THE former lawyer told him that they employed 40 “collectors” who each earned up to £500 a week.
“A collector should be able to raise every week and will be allowed to keep 30 per cent as wages,” he said. “We keep the rest.”
Kissack stressed that his company tried to operate within the law, but added: “Sometimes the law is an ass and you have to change the rules.”
When I eventually managed to speak to Richards I asked him about his background.
“I have done lots of things: Worked in a foundry and sold smoke alarms,” he said. “Then I had a bit of personal bother.” He refused to elaborate.
He also refused to tell me how much his company had been taking but he admitted he had so far been able to donate “horrendously little” to charity because he was “ploughing money back into building up the company”.
He seems unconcerned that the police are showing so much interest.
“We accept we had a visit from the Old Bill but we have done nothing wrong,” he told me confidently.
‘They Said it was a Charity’
THE booklets say that Friends of Yours is not a charity, but people seem to have got a different impression from the firm’s sales team.
Charles Binham, who runs a garden centre at Mickleover, near Derby, put an advertisement in the booklets.
“I was told it was a registered charity,” he said. “There are too many fundraising scandals.”
The firm even took in Lyn Skrobacz, who won £1000 in one of the competitions.
“When I bought a booklet, I thought all the money was going to charity after administration expenses,” she told me. “They said they were working for charity.”
Derby Council solicitor Gill Carter is determined to stop FOY operating in the city and warns other local authorities to be wary of dealing with them. “At the moment I am deciding whether or not the council should prosecute them,” She told me this week.
“Im convinced that little of the money they collect is going towards charitable purposes.

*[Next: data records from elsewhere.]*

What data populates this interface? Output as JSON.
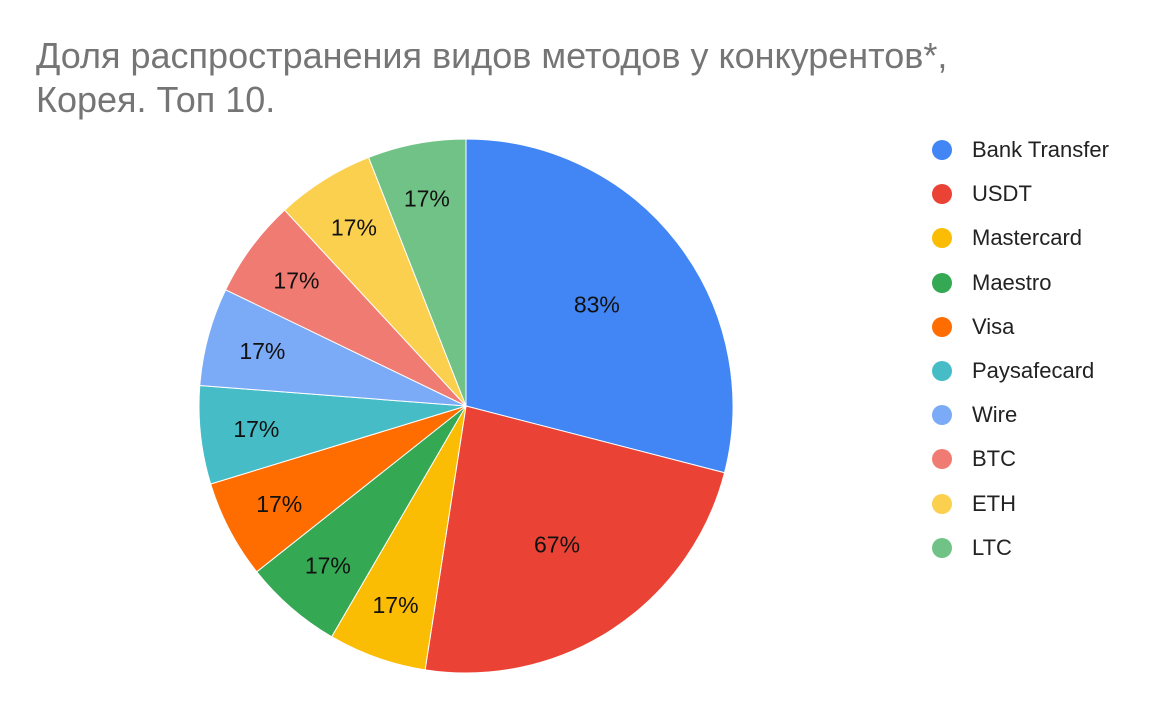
{
  "chart_data": {
    "type": "pie",
    "title_lines": [
      "Доля распространения видов методов у конкурентов*,",
      "Корея. Топ 10."
    ],
    "categories": [
      "Bank Transfer",
      "USDT",
      "Mastercard",
      "Maestro",
      "Visa",
      "Paysafecard",
      "Wire",
      "BTC",
      "ETH",
      "LTC"
    ],
    "values": [
      83,
      67,
      17,
      17,
      17,
      17,
      17,
      17,
      17,
      17
    ],
    "data_labels": [
      "83%",
      "67%",
      "17%",
      "17%",
      "17%",
      "17%",
      "17%",
      "17%",
      "17%",
      "17%"
    ],
    "colors": [
      "#4285F4",
      "#EA4335",
      "#FBBC04",
      "#34A853",
      "#FF6D01",
      "#46BDC6",
      "#7BAAF7",
      "#F07B72",
      "#FCD04F",
      "#71C287"
    ],
    "legend_position": "right"
  }
}
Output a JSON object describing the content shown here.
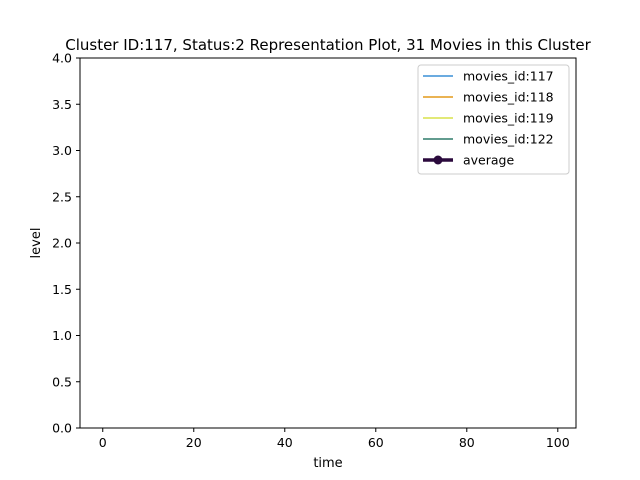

“Until I get some answer to my questions I’ll continue to take steps legally to protect the citizens of Derby against FOY and other organisations of a similar nature.”
CON ARTISTS’ EASY MONEY
CHARITABLE fundraisers are duping millions of pounds out of the kind-hearted British public.
They claim to raise money for worthy causes – but instead line their own pockets.
My investigations have uncovered a disturbing trend, whereby private firms are legally – and in some cases illegally – raising funds on the streets of Britain’s largest cities and donating only a tiny percentage to charity.
In some cases none of the cash is handed over.
Steve Lee, a leading charity campaigner, is very concerned about the rapid growth of such companies.
“These people are costing charity millions in lost revenue,” he said last night.
“A minority of rogue firms are getting the majority of decent well-meaning charities a very bad name.”
Last year almost £18 billion was donated to the charity industry.
Most of it was raised by Britain’s 176,000 registered charities. But a significant proportion was raised by a new breed of private fundraiser, whose priority is making fat profits. Some of these firms claim they use the money to buy essential equipment for our under-funded health service.
Others refuse to state the destination of the proceeds, just saying the cash will be “going to charity”.
The claims are a sham as only 10 percent of the takings ever find their way into the charities’ purses.